To support this contention, Defendant points to the fact that the hospital's pharmacy director, Gordon Oakes, testified that he could not "say with certainty that the product that Laurel McFarland received is, in fact, the APP product," Dkt. #189-1 at 59, and "that Overlake Hospital stocked 1000 units/ml, 10 ml vial heparin products from both Baxter and APP in 2007." Mot. (Dkt. #188) at 13 (citing Dkt. #189-1 at 115:12-18). It also relies on Oakes's statement that he "could not exclude the possibility that Overlake purchased 1,000 units per milliliter, 10 milliliter vials of heparin from another manufacturer other than Baxter and APP." See id.

As a threshold matter, the Court is not convinced that Defendant has met its initial burden. Celotex, 477 U.S. at 323. At best, Defendant has demonstrated only that there is still some room for argument that its products, rather than those of two other manufacturers, were dispensed to Ms. McFarland. But see Reeves, 530 U.S. at 150 ("the court must draw all reasonable inferences in favor of the nonmoving party" (emphasis added)). And it does so only by relying on the most beneficial portions of Oakes' testimony, plucked from their context and divorced from Oakes's statements that he had not come across a single record that showed that the hospital had purchased the heparin vials in question from anyone other than Defendant APP. Dkt. #189-1 at 115:6-11.

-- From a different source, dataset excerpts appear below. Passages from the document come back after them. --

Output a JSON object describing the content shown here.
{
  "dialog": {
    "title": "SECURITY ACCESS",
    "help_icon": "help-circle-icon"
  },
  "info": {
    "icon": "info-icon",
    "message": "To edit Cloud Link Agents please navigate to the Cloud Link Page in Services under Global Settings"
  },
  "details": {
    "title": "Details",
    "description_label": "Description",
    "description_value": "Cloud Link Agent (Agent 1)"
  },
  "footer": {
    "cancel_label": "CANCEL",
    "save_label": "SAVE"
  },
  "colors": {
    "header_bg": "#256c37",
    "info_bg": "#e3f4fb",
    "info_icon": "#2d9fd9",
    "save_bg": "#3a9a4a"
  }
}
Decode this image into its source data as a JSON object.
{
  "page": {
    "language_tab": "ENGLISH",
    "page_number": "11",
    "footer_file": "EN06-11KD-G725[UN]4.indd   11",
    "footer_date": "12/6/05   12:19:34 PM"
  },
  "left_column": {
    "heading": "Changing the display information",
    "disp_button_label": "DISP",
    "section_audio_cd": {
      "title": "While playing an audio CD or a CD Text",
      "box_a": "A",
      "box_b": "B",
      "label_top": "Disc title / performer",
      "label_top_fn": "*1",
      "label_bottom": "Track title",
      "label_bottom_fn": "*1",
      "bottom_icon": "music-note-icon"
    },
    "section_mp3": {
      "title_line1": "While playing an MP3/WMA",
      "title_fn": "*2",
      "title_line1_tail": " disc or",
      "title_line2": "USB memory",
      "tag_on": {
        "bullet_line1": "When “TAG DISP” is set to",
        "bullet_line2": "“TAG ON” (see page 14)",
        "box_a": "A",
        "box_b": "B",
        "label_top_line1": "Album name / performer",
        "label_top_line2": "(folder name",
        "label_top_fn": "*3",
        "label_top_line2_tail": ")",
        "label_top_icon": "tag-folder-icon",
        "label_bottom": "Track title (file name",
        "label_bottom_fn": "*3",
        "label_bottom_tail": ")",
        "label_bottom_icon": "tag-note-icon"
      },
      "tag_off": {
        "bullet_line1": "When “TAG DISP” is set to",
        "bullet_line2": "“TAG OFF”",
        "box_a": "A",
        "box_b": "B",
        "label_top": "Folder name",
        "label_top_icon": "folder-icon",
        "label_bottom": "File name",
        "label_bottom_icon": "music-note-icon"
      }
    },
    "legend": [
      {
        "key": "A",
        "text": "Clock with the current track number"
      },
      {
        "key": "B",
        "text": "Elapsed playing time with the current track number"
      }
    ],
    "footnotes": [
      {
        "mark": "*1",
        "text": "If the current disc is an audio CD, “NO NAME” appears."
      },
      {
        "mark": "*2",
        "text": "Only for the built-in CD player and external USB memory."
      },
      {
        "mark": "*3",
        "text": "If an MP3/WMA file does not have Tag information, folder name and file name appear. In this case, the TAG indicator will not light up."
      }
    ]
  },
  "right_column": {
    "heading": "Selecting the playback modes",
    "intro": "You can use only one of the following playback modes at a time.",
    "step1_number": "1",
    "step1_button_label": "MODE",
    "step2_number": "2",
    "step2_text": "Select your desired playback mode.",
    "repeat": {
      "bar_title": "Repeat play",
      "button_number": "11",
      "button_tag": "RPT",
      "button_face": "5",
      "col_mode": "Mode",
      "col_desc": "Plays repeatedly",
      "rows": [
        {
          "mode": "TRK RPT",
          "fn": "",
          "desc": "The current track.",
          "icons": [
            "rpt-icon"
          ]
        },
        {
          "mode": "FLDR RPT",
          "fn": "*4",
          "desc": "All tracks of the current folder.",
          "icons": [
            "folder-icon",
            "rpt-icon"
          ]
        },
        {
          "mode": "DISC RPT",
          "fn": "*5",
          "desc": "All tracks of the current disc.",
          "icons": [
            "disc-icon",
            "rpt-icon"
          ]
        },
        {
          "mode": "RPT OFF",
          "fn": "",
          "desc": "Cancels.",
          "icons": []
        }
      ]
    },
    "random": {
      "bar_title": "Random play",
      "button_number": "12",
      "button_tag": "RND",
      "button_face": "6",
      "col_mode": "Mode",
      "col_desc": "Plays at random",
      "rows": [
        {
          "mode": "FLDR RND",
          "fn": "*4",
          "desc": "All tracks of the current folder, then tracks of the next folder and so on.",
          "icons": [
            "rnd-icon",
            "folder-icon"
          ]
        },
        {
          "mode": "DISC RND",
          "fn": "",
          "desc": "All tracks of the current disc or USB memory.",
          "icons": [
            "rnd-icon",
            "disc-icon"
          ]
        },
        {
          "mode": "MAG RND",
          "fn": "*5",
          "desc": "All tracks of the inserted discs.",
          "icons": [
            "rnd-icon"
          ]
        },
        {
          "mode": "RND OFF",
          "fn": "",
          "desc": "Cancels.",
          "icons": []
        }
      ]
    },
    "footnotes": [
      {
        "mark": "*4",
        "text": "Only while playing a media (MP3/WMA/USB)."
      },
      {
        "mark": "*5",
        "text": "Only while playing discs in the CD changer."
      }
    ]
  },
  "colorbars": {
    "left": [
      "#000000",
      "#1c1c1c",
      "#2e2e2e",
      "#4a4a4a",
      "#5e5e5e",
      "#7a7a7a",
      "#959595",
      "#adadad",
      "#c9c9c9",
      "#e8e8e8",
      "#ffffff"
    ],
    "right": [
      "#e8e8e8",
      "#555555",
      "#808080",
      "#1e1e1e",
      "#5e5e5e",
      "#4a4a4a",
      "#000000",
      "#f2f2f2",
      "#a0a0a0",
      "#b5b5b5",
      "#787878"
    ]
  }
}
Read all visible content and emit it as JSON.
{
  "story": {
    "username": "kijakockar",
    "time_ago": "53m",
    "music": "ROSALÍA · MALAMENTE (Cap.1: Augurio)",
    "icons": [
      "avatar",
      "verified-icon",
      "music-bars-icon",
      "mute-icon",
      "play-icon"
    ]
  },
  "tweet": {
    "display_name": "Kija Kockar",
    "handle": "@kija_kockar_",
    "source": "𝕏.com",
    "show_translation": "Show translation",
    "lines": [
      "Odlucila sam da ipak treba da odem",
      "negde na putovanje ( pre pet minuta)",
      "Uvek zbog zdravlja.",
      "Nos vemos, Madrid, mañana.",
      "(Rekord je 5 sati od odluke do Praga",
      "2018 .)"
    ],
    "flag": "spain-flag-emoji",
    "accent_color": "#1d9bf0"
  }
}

Moreover, even were the Court to conclude that Defendant has met its initial burden, it could not possibly conclude that Plaintiffs have not presented sufficient evidence to create a disputed issue of material fact. Plaintiffs point out that all of the records submitted by Defendant demonstrate that the hospital purchased "1000 units/mL 10 mL" heparin vials exclusively from APP during the time in question. See Dkt. #189-5 at 2.2 They assert that both Oakes and the records confirm that the hospital's recorded purchases of such vials from Baxter occurred after Ms. McFarland had been discharged. See id.; Dkt. #189-1 at 66-67. And they note that Defendant's claim that Baxter's records reflect sales to the hospital ignores the fact that those sales were of 30 ml vials, not the 10 ml vials dispensed to Ms. McFarland. Opp. (Dkt. #191) at 8-9. A jury could easily resolve these issues in Plaintiffs' favor.

Finally, the Court agrees with Plaintiffs that Defendant cannot be entitled to summary judgment on the mere possibility that records of other sales might exist. Id. at 12 n.6. Admittedly, records of multiple sales by other manufacturers would certainly bolster APP's defense. However, the Court does not believe that Plaintiffs bear any legal burden to combat evidence that Defendant has not yet shown to exist. Reeves, 530 U.S. at 150.

III. CONCLUSION

In sum, the only evidence before the Court is more than sufficient to allow a reasonable juror to conclude by a preponderance of the evidence that the 1000 units/ml 10 ml heparin vials disbursed to Ms. McFarland were Defendant's. Were they to reach that conclusion, they could also reasonably determine that the products dispensed were administered as well.

For all of the foregoing reasons, the Court DENIES Defendant's motion.

FootNotes


1. The parties appear to agree that Defendant APP is alleged to have produced only the "1000 USP heparin units/ml in 10 ml vials" that were dispensed to Ms. McFarland.
2. Exhibit 4 (Dkt. 189-4) is unintelligible and has therefore not been considered.